Data Analytics Startup Matures Approach with Microservices Architecture
DevOps Best Practices Provide A Platform for
Developer Agility and Framework for Future Growth
This organization is a quickly growing startup that is expert at helping its customers crunch the numbers for business success. With a proprietary approach to data collection, storage and analysis, this analytics firm enables its customers to blend data, analyze it and share it to better manage business decisions.
As a data driven organization, this start-up has a massive data pipeline from which it parses and applies intelligence for its customers. With some automation
in place, the company’s engineering leadership knew that a greater application of automation framed in DevOps principles would help streamline processes for the firm. In addition, due to the nature of its setup, this company was always paying for the worst-case- scenario as they didn’t have the resources to properly scale up and scale down their instances. Already using AWS, the company sought an expert in cloud- based DevOps who could partner with them in setting up a new architecture, re-establishing their foundation as one for successful future growth.
Flux7 AWS experts began with a thorough Assessment of this firm’s architecture and technology approach. Automation that freed up developers to focus on coding, not time-consuming manual processes, was a key goal of the project. As a result, Flux7 recommended an AWS-based microservices architecture steeped in DevOps principles.
One of the first tasks was to cost- effectively address this firm’s spikes in demand. Specifically, they experienced days where they would see 25,000 users or more 15-20 minutes, with traffic then dying down for the rest of the day. With a need to scale to over one billion requests a month with very spiky traffic patterns, the firm had resorted to paying for the worst-case-scenario due to internal delays in identifying these spikes. Flux7 addressed this concern by recommending that the company break up its application into autonomous services, each of which could automatically scale up and scale back down based on immediate demand for that individual service. This capacity elasticity now allows each service to meet appropriate demand without manual intervention or implications to other services.

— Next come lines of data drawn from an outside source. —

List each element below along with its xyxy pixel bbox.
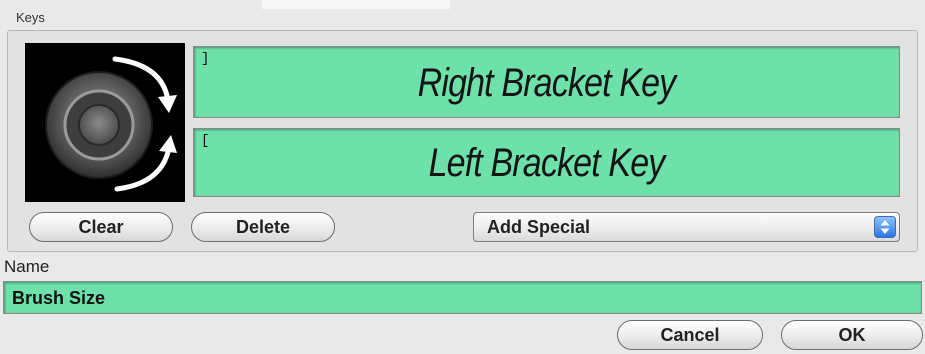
clear-button[interactable]: Clear [29, 212, 173, 242]
name-input[interactable]: Brush Size [3, 281, 922, 314]
keys-group-label: Keys [16, 10, 45, 25]
add-special-select[interactable]: Add Special [473, 212, 900, 242]
right-key-name: Right Bracket Key [417, 61, 677, 105]
left-bracket-key-field[interactable]: [ Left Bracket Key [193, 128, 900, 197]
cancel-button[interactable]: Cancel [617, 320, 763, 350]
name-value: Brush Size [12, 288, 106, 308]
top-tab-highlight [262, 0, 450, 9]
right-key-char: ] [201, 51, 210, 67]
delete-button[interactable]: Delete [191, 212, 335, 242]
name-label: Name [4, 257, 50, 276]
ok-button[interactable]: OK [781, 320, 923, 350]
up-down-arrows-icon[interactable] [874, 216, 896, 238]
touch-ring-dial-icon [25, 43, 185, 202]
left-key-name: Left Bracket Key [428, 141, 666, 185]
add-special-label: Add Special [487, 217, 591, 237]
left-key-char: [ [201, 133, 210, 149]
right-bracket-key-field[interactable]: ] Right Bracket Key [193, 46, 900, 118]
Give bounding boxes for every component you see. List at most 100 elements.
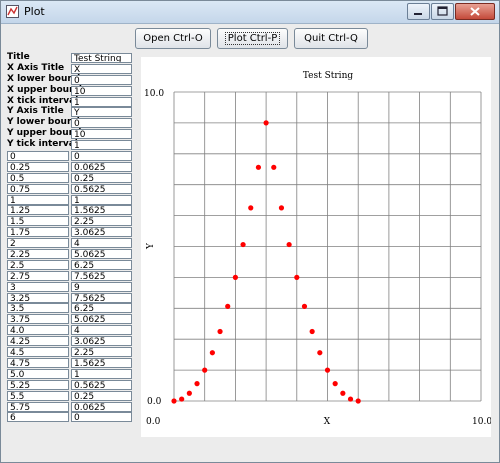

This startup company’s solution had grown quickly to meet rapid customer demand. And while it had some automation in place, they knew that greater automation could give developers and operations much needed time to focus on more strategic work. With that in mind, the Flux7 team applied automation best practices throughout the implementation. Using its tool chain for DevOps automation, Flux7 was able to architect and orchestrate the delivery pipeline, creating an automated workflow for repeatable provisioning, testing, and deployments.
The new microservices architecture allowed developers to focus more on creating and delivering code, and less on coordination with other team members as they were assigned to and focused on a discrete service, independent of the work of other teammates. This, combined with a smaller, simpler code base allowed developers to easily identify issues in their code, and quickly update the service — both of which made product delivery faster and of a higher quality.
One of the biggest benefits of this project was that the Flux7 team broke a cycle of developers spending too much time with manual processes. Setting up automation to replace manual tasks reversed a downward spiral, turning it into a virtuous cycle of more time to spend on coding and experimenting with new approaches. Indeed, developers now have the luxury to fail fast and try again.
Moreover, the microservices architecture coupled with automation and DevOps principles allowed this organization to effectively achieve scalability without manual intervention or consistently planning — and paying for — the worst- case scenario. Now traffic spikes are handled automatically on a per service basis ensuring cost efficient availability.
Most importantly, the microservices architecture gave this quickly growing startup a foundation for future growth and success. With complete knowledge transfer, this company’s Development and Operations teams are ready to manage and extend their new platform dynamically meeting customer needs now and in years to come.
- Automation to free developers and operations to focus on strategic work
- Cost effective scalability to meet unpredictable spikes in demand
- AWS-based microservices architecture
- DevOps-based approach
- Automation throughout the delivery pipeline
- An architecture that serves as a framework for future growth
- Developer agility and more time for innovation
- Efficient, dynamic service scalability
- AWS Services Used: ECS, EC2 Container Service, Elastic Load Balancing,VPC, CloudWatch, CloudFormation, Cloudtrail, S3, AWS Config, HashiCorp Consul, and HashiCorp Vault
- Docker, Jenkins, GitLab, Artifactory (Maven repo), Jira.